Technology has been apart of the world for as long as history has existed in one form or another. The advance of the digital age, however, truly only began to become the massive boom that it is in the early 1980’s up until now. For Webtron, our business would simply not exist in its current form without the aid of this incredibly powerful tool.

The evolution of both technology and the internet is a story that extends much longer than people think. While the history of computers extends back as far as the early BC era, the internet’s history is relatively small in comparison. We begin, however, with the creation of electronic computers in the 1950’s.

Concepts of such a thing was in development in science laboratories in many countries around the world to network computers together, to begin with. ARPANET was the first network system to host the internet in 1969 once it had spread across the world, at that point. Two computers began it all with a simple conversation:

“We set up a telephone connection between us and the guys at SRI …”, Kleinrock … said in an interview: “We typed the L and we asked on the phone,
“Do you see the L?”
“Yes, we see the L,” came the response.
We typed the O, and we asked, “Do you see the O.”
“Yes, we see the O.”
Then we typed the G, and the system crashed …
Yet a revolution had begun ….”
Gromov, Gregory (1995). “Roads and Crossroads of Internet History”.

The development of ISP

From then onwards, technology only began to grow. A process called ‘packet switching’ was created in the same year, but it didn’t become globally accepted until sometime in the 1970’s when a laboratory in the UK used it all throughout their complex. By 1976, 12 computers and 75 terminal devices were attached to the network.

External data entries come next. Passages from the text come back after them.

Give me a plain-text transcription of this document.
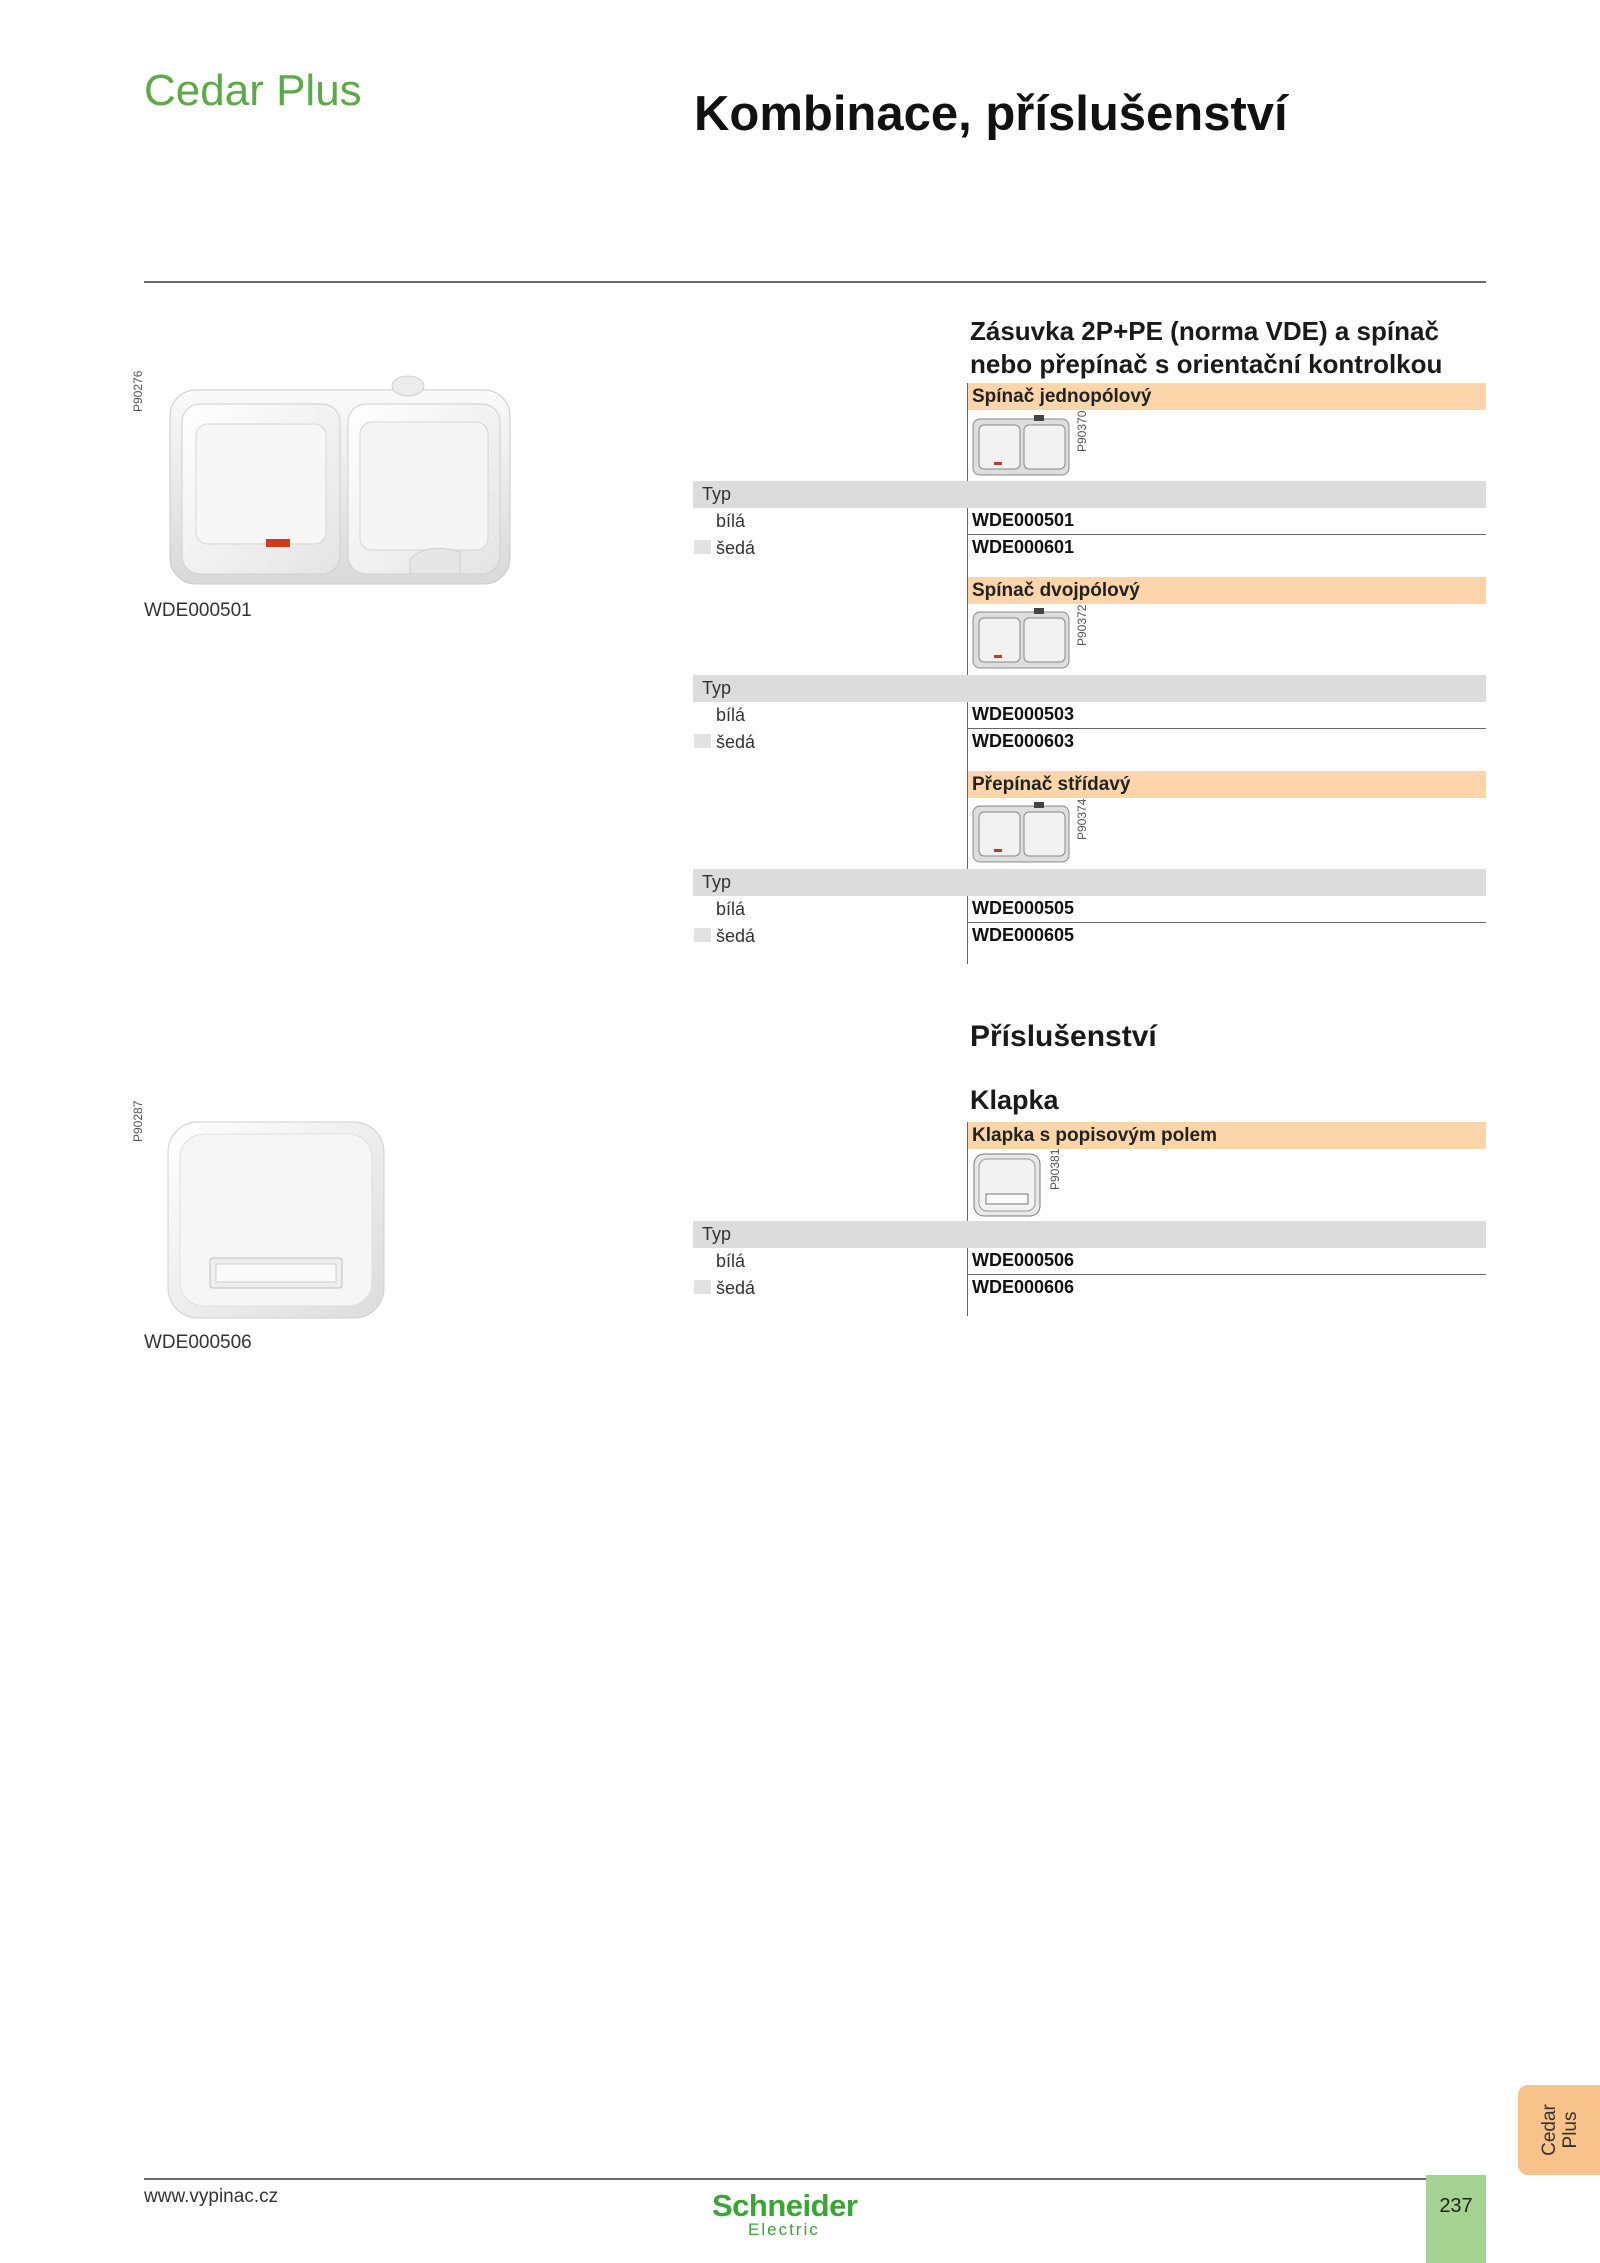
Cedar Plus	Kombinace, příslušenství
P90276
WDE000501
Zásuvka 2P+PE (norma VDE) a spínač
nebo přepínač s orientační kontrolkou
Spínač jednopólový
P90370
Typ
bílá	WDE000501
šedá	WDE000601
Spínač dvojpólový
P90372
Typ
bílá	WDE000503
šedá	WDE000603
Přepínač střídavý
P90374
Typ
bílá	WDE000505
šedá	WDE000605
Příslušenství
Klapka
P90287
WDE000506
Klapka s popisovým polem
P90381
Typ
bílá	WDE000506
šedá	WDE000606
Cedar Plus
www.vypinac.cz	Schneider
Electric
237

By the mid-1970’s, many different forms of computer networks had become to arise from all parts of the world as packet switching technology began to become widely available to labs and government facilities. However, there was nothing that was unified. Two groups came together to try and work on a solution, in which the Internet Protocol Suite (ISP) was developed. This is something that is still in use today.

What did this mean?

The resulting protocol, RFC 675 – Specification of Internet Transmission Control Program, by Vinton Cerf, Yogen Dalal and Carl Sunshine, Network Working Group, December 1974, contains the first attested use of the term internet, as a shorthand for ‘internetworking’; later RFCs repeat this use, so the word started out as an adjective rather than the noun it is today.

Because the ISP could be used on any network system, this solved the problem and united all networks no matter what they were. Because of this, it was funded to be developed and released.

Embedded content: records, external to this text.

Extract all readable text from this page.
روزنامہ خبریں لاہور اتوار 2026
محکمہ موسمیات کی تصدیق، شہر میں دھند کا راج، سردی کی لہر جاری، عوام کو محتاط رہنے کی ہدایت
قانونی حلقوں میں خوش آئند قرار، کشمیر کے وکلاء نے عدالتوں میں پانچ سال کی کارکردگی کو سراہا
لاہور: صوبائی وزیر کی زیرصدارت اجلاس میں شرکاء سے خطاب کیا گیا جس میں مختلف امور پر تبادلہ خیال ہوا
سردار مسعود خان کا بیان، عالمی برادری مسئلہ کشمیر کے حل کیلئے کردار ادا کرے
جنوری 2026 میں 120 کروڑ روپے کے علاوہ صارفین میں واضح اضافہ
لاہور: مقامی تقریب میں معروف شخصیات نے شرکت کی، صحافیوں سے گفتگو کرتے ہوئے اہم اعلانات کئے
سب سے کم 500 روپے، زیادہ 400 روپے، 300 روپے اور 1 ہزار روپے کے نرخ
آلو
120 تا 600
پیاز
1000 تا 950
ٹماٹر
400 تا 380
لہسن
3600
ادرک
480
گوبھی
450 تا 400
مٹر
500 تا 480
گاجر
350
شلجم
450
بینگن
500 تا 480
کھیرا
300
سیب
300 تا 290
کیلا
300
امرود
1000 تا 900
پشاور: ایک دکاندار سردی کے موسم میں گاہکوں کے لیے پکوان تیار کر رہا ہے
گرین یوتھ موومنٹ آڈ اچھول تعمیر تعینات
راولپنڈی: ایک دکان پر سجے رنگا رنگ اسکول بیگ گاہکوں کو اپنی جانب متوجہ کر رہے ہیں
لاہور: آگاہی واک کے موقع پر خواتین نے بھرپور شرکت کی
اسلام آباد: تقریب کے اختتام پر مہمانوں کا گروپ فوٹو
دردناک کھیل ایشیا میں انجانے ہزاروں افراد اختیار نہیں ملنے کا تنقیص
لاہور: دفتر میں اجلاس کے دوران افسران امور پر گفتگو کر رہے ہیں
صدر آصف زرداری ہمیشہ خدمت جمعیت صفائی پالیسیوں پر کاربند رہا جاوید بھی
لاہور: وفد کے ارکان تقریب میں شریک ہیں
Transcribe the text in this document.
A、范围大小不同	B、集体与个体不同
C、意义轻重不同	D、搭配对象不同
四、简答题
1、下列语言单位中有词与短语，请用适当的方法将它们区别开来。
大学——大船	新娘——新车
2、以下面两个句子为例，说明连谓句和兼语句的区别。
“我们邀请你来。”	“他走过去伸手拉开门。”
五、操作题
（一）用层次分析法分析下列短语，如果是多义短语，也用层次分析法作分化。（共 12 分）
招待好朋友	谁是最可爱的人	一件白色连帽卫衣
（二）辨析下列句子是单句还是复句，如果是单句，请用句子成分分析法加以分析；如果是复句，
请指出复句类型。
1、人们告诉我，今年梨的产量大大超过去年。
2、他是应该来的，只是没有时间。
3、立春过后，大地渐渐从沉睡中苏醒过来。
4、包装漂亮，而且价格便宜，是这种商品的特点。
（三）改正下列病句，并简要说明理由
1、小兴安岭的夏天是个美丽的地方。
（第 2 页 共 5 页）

And released it was! The years passed, and eventually, in 1989, TCP/IP – the software behind the internet, went global. All continents over the next few years began the installation and operation of TCP/IP across the world. During the late 1980s, the first Internet service provider (ISP) companies were formed. Companies like PSINet, UUNETNetcom, and Portal Software were formed to provide service to the regional research networks and provide alternate network access, UUCP-based email and Usenet News to the public. The first commercial dialup ISP in the United States was The World, which opened in 1989.

Bringing the internet to households and businesses

By then, households began to have computers within their homes, and businesses were beginning to add computers to their companies. The internet was soon opened up to the world, and from then, it has only exploded in strength from barely 100 users to billions.

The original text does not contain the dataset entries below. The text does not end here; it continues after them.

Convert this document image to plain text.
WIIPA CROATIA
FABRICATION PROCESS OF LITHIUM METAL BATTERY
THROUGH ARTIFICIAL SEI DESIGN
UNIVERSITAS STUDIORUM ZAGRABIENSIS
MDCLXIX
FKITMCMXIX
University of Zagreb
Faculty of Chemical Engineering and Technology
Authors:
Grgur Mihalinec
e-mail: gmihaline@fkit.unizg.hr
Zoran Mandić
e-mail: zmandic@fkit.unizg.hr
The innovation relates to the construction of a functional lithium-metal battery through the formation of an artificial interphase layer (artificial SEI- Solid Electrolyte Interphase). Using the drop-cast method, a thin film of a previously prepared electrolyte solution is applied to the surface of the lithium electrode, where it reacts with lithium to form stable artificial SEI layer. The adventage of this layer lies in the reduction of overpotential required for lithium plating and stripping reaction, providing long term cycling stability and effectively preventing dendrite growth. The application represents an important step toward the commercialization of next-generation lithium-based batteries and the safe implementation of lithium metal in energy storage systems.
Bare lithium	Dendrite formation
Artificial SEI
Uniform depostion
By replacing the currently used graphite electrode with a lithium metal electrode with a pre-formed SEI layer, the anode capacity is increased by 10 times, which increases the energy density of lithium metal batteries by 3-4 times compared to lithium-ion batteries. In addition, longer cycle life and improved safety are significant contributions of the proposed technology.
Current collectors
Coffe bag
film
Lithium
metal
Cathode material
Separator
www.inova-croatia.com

A 24 hour cycle of the internet being used worldwide. Red being highest, and dark blue lowest use.

The internet age

From what started as a humble networking system continues to evolve. Hundreds of devices now rely on the internet to work. And communication to the other sides of the world has become as easy as a click of a button. People can communicate in a way that was not possible a mere 20 years ago. This is to the point that now, we can do things we never thought were possible.

Buying items online, talking to people on the other side of the world (for free, no less) to even what Webtron came to be built upon (selling a house online) that we can be forever thankful for the minds of those who wanted to unite the network, who then united the world.